25 Abril 2024
Pesquisa inédita mostra: Aos países ricos, alimentos “nutritivos”; ao Sul global, os mesmos itens contém altos níveis de adição de açúcares. Em marcas como Mucilon – para introdução alimentar em crianças de seis meses – a sacarose chega a compor 20% do produto.
A reportagem é de Nathália Iwasawa, publicada por O joio e o trigo, 23-04-2024.
Você deve conhecer o Mucilon, produto da Nestlé destinado a crianças. Mas em muitos países, como Índia, Paquistão, África do Sul e Indonésia, você vai encontrá-lo nas prateleiras pelo nome de Cerelac. Essa palavra aparece dezenas de vezes no relatório publicado nesta terça, 16, pela Public Eye, com colaboração da Rede Internacional em Defesa do Direito de Amamentar, a Ibfan.
O documento revela uma perversidade da corporação suíça no que diz respeito à venda de produtos com uma qualidade nutricional inferior nos países do Sul global. Os pesquisadores descobriram, por meio de análises laboratoriais, que o Cerelac (Mucilon) e o Nido (Ninho) contêm teores de açúcar muito acima do recomendado para crianças menores de dois anos. Os produtos são vendidos em países da África, Ásia e América Latina – incluindo o Brasil.
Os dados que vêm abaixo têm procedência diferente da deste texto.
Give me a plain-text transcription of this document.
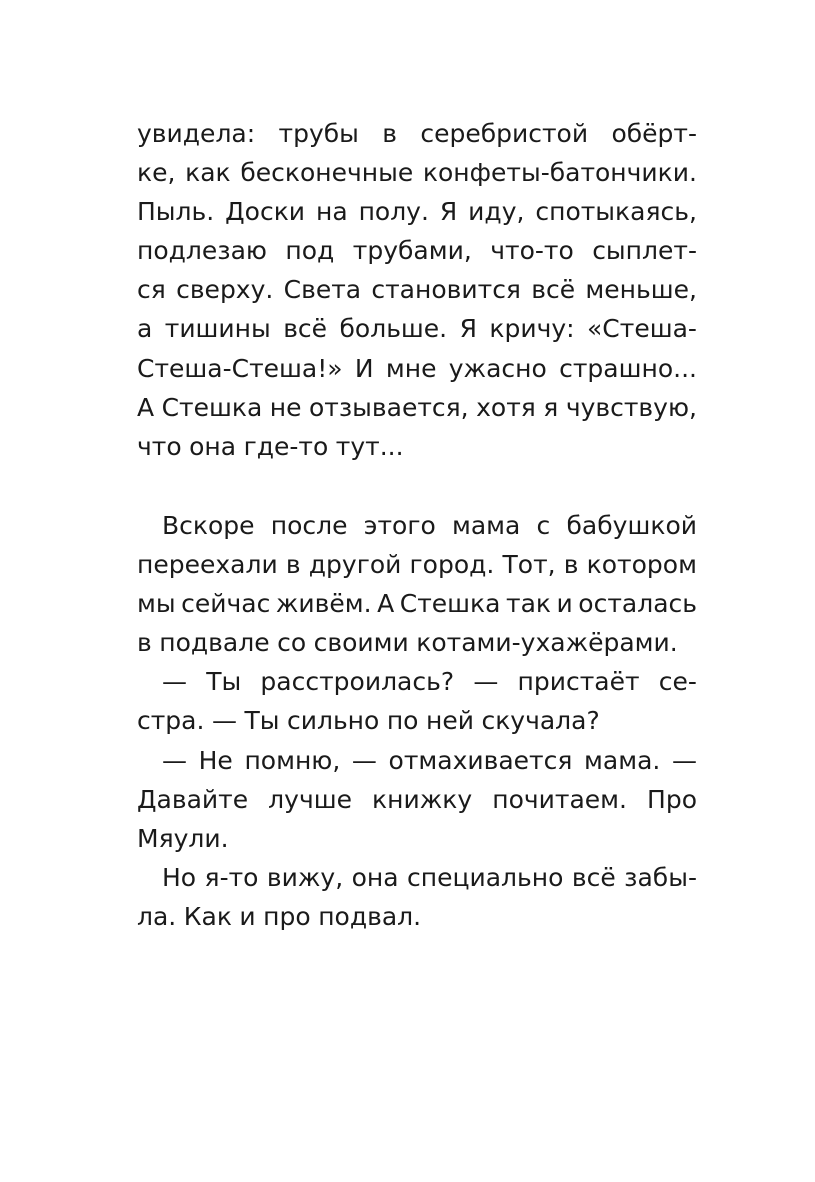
увидела: трубы в серебристой обёрт-
ке, как бесконечные конфеты-батончики.
Пыль. Доски на полу. Я иду, спотыкаясь,
подлезаю под трубами, что-то сыплет-
ся сверху. Света становится всё меньше,
а тишины всё больше. Я кричу: «Стеша-
Стеша-Стеша!» И мне ужасно страшно...
А Стешка не отзывается, хотя я чувствую,
что она где-то тут...
Вскоре после этого мама с бабушкой
переехали в другой город. Тот, в котором
мы сейчас живём. А Стешка так и осталась
в подвале со своими котами-ухажёрами.
— Ты расстроилась? — пристаёт се-
стра. — Ты сильно по ней скучала?
— Не помню, — отмахивается мама. —
Давайте лучше книжку почитаем. Про
Мяули.
Но я-то вижу, она специально всё забы-
ла. Как и про подвал.
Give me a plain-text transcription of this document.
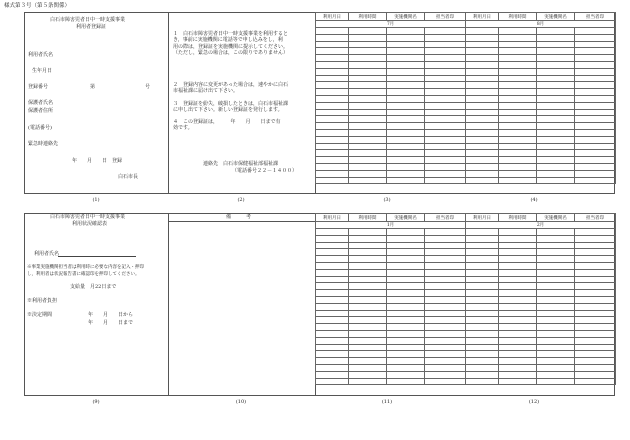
様式第３号（第５条関係）
白石市障害児者日中一時支援事業
利用者登録証
利用者氏名
生年月日
登録番号	第	号
保護者氏名
保護者住所
(電話番号)
緊急時連絡先
年　　月　　日　登録
白石市長
１　白石市障害児者日中一時支援事業を利用すると
き，事前に実施機関に電話等で申し込みをし，利
用の際は，登録証を実施機関に提示してください。
（ただし，緊急の場合は，この限りでありません）
２　登録内容に変更があった場合は，速やかに白石
市福祉課に届け出て下さい。
３　登録証を紛失，破損したときは，白石市福祉課
に申し出て下さい。新しい登録証を発行します。
４　この登録証は，　　　年　　月　　日まで有
効です。
連絡先　白石市保健福祉部福祉課
（電話番号２２－１４００）
利用月日	利用時間	実施機関名	担当者印	利用月日	利用時間	実施機関名	担当者印
7月				8月			

(1)	(2)	(3)	(4)
白石市障害児者日中一時支援事業
利用状況確認表
備　　　考
利用者氏名
※事業実施機関担当者は利用時に必要な内容を記入・押印
し，利用者は状況報告書に確認印を押印してください。
支給量　月22日まで
※利用者負担
※決定期間	年　　月　　日から
年　　月　　日まで
利用月日	利用時間	実施機関名	担当者印	利用月日	利用時間	実施機関名	担当者印
1月				2月			

(9)	(10)	(11)	(12)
A contradição fica evidente no relatório: na Suíça, país-sede da empresa, os mesmos produtos são vendidos sem qualquer adição de açúcar. Parece que em casa de ferreiro… o espeto é realmente de ferro.
Para que não reste dúvidas: em seu país, a Nestlé vende o cereal sabor biscoito sem adição de açúcar; no Senegal, o Cerelac do mesmo sabor contém 6 gramas de açúcar adicionado por porção.
Nos principais mercados da Nestlé na Europa – Alemanha, França e Reino Unido – todos os leites para crianças de um a três anos também não contêm açúcar adicionado.
As duas marcas – Cerelac e Nido – estão entre as mais vendidas na categoria “comida de bebê” em países em desenvolvimento. A corporação promove um malabarismo retórico ao afirmar que o objetivo dos produtos é ajudar as crianças a “levar uma vida mais saudável”.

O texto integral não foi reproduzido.